Technical analysis: December SRW wheat ended the session above resistance at $5.74 3/4, though looming resistance at the 100- and 200-day moving averages, currently trading at $6.18 3/4 and $6.23 1/4, could bring some pause to the recent rally. However, support at the 40-, 20- and 10-day moving averages of $5.57 3/4, $5.51 1/4 and $5.45 1/2 should curb selling interest.

December HRW wheat ended the session above resistance at $5.84 1/2 for the first time since July 22, though resistance at the 100- and 200-day moving averages of $6.31 and $6.28 1/2 could prove difficult to overcome and limit in the upside. However, solid support at the 40-, 20- and 10-day moving averages of $5.68 1/2, $5.59 1/2 and $5.56 1/2 should limit earnest selling.

What to do: You should have claimed profits on the 2024-crop hedges in July SRW futures. Wait on a corrective rebound to increase sales.

Hedgers: You should be 60% sold on 2024-crop in the cash market. You should also have 10% of anticipated 2025-crop production forward sold for harvest delivery next year.

Cash-only marketers: You should be 60% sold on 2024-crop. You should also have 10% of anticipated 2025-crop production forward sold for harvest delivery next year.

Cotton

Price action: December cotton fell 69 points to 69.81 cents and near mid-range.

Fundamental analysis: The cotton market saw selling pressure today from the recent steep downdraft in crude oil prices that today dropped to a nine-month low below $70 a barrel. Losses in cotton were somewhat limited by solid selling pressure on the U.S. dollar index today.
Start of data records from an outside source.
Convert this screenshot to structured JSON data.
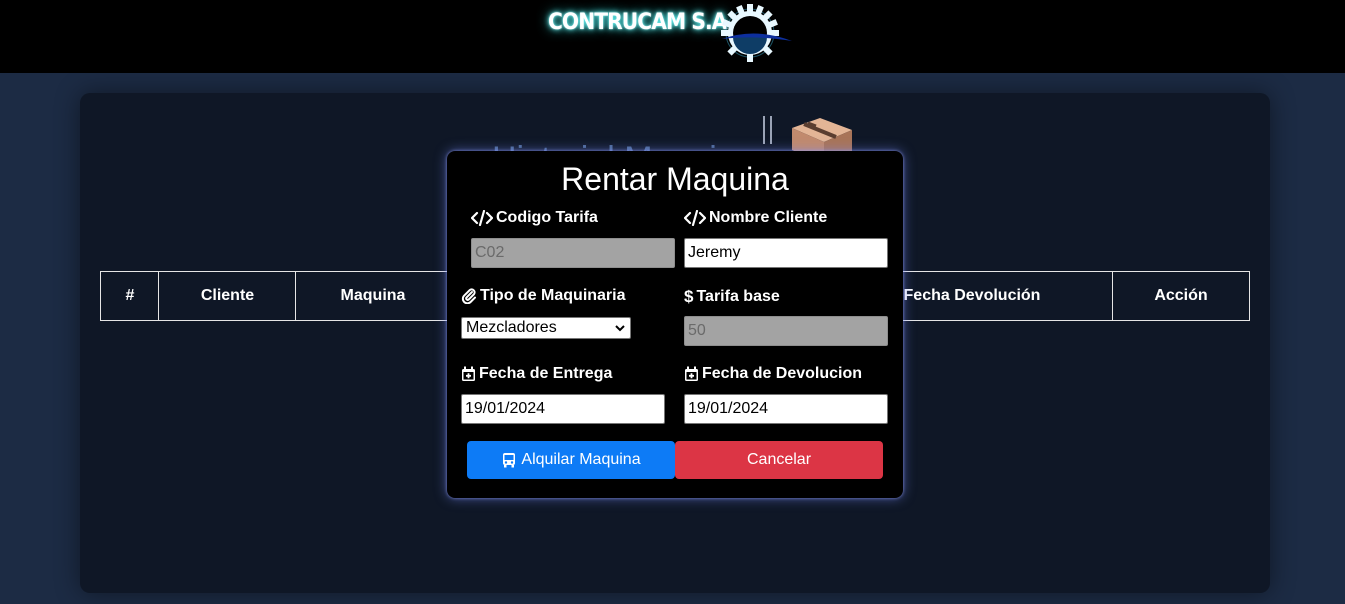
{
  "header": {
    "brand": "CONTRUCAM S.A"
  },
  "page": {
    "title": "Historial Maquinas",
    "table": {
      "columns": [
        "#",
        "Cliente",
        "Maquina",
        "Fecha Devolución",
        "Acción"
      ]
    }
  },
  "modal": {
    "title": "Rentar Maquina",
    "fields": {
      "codigo_tarifa": {
        "label": "Codigo Tarifa",
        "value": "C02"
      },
      "nombre_cliente": {
        "label": "Nombre Cliente",
        "value": "Jeremy"
      },
      "tipo_maquinaria": {
        "label": "Tipo de Maquinaria",
        "selected": "Mezcladores"
      },
      "tarifa_base": {
        "label": "Tarifa base",
        "value": "50"
      },
      "fecha_entrega": {
        "label": "Fecha de Entrega",
        "value": "19/01/2024"
      },
      "fecha_devolucion": {
        "label": "Fecha de Devolucion",
        "value": "19/01/2024"
      }
    },
    "buttons": {
      "primary": "Alquilar Maquina",
      "cancel": "Cancelar"
    }
  },
  "icons": {
    "code": "code-icon",
    "paperclip": "paperclip-icon",
    "dollar": "dollar-icon",
    "calendar": "calendar-plus-icon",
    "truck": "truck-icon",
    "gear": "gear-logo-icon",
    "box": "box-icon"
  },
  "colors": {
    "header_bg": "#000000",
    "page_bg": "#1c2b44",
    "card_bg": "#0f1726",
    "modal_bg": "#000000",
    "primary": "#0d7bf6",
    "danger": "#dc3545",
    "disabled_input": "#a3a3a3"
  }
}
World Weather Inc. today said recent rain in West Texas “was impressive and new bolls may be set. However, the growing season will have to last longer than usual to get those bolls to open and mature properly before a freeze occurs.” A little rain in the Delta recently was good for some cotton, but drier weather is needed to protect fiber quality in bolls that may be opening. Rain in the southeastern states of Georgia, Florida and Alabama this week will be helpful in easing recent dryness, said the forecaster.

Tuesday afternoon’s weekly USDA crop progress reports showed the U.S. cotton crop in 24% very poor to poor condition, with 32% fair and 44% good to excellent condition. As of Sunday, 37% of cotton bolls were opening versus 30% one year ago. There was 95% setting bolls compared to 93% one year ago.

Technical analysis: The cotton futures bears have the overall near-term technical advantage. However, a 2.5-month-old downtrend on the daily bar chart has been negated to suggest a market bottom is in place. The next upside price objective for the cotton bulls is to produce a close in December futures above technical resistance at 73.00 cents. The next downside price objective for the cotton bears is to close prices below solid technical support at the August low of 66.26 cents. First resistance is seen at today’s high of 70.49 cents and then at the August high of 71.36 cents. First support is seen at 69.00 cents and then at last week’s low of 68.27 cents.

What to do: Get current with advised sales.

Hedgers: You should be 100% sold on 2023-crop. You should also have 25% of expected 2024-crop production forward sold for harvest delivery.

Cash-only marketers: You should be 100% sold on 2023-crop. You should also have 25% of expected 2024-crop production forward sold for harvest delivery.